Le son est léger, un brin vieillot, ce qui est d’abord difficile pour ceux qui auraient découvert le groupe plus tard. On est en présence de sonorités définitivement old school. Et c’est bien ce qui fait tout le charme de l’album. Contrairement à ces disques aux productions parfaites, il est indéniable de constater que le son de Massive attack a vieilli. Pour autant, et c’est là que se trouve le tour de force, on est rapidement pris dans ce mix, comme dans un témoignage de l’époque, retrouvé au fond d’un carton.
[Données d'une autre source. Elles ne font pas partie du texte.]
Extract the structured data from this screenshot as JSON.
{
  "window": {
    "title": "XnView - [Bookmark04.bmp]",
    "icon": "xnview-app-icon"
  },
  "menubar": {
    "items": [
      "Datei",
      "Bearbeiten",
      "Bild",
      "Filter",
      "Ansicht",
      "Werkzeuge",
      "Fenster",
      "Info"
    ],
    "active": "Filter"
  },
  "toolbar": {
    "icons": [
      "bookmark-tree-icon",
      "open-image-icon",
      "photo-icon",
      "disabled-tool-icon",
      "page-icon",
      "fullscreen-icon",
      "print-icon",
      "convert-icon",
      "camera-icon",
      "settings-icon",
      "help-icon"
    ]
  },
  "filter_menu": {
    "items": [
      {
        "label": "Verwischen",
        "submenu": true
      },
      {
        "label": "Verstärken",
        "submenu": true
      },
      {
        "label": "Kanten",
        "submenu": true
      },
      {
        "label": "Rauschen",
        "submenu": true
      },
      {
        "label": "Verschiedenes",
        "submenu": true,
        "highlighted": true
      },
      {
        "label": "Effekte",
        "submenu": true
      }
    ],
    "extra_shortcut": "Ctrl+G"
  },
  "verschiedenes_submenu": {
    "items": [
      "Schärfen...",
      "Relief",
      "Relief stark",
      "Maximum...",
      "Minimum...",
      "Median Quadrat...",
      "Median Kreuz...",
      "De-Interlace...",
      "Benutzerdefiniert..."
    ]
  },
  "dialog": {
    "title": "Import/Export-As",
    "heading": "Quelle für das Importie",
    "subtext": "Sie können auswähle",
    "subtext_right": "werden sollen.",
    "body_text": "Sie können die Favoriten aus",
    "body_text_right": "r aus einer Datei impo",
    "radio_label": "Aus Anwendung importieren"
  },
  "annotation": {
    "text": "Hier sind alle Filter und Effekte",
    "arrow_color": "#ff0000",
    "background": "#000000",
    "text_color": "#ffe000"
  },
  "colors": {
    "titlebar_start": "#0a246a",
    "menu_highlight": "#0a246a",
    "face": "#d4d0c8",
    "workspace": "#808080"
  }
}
Une matrice, voilà ce dont il est question, un son unique, vrai et entier. Le temps a passé, mais Blue Lines agit sur nos neurones comme une fragrance éthérée, nous renvoyant au beau milieu des 90’s dans la brume du port et des studios. C’est ainsi qu’il faut l’écouter, à la manière des vieilleries un peu poussiéreuses dont l’éclat mélodique est resté intact. Rien que pour cette raison, (re)découvrir cette galette est un plaisir de chaque instant.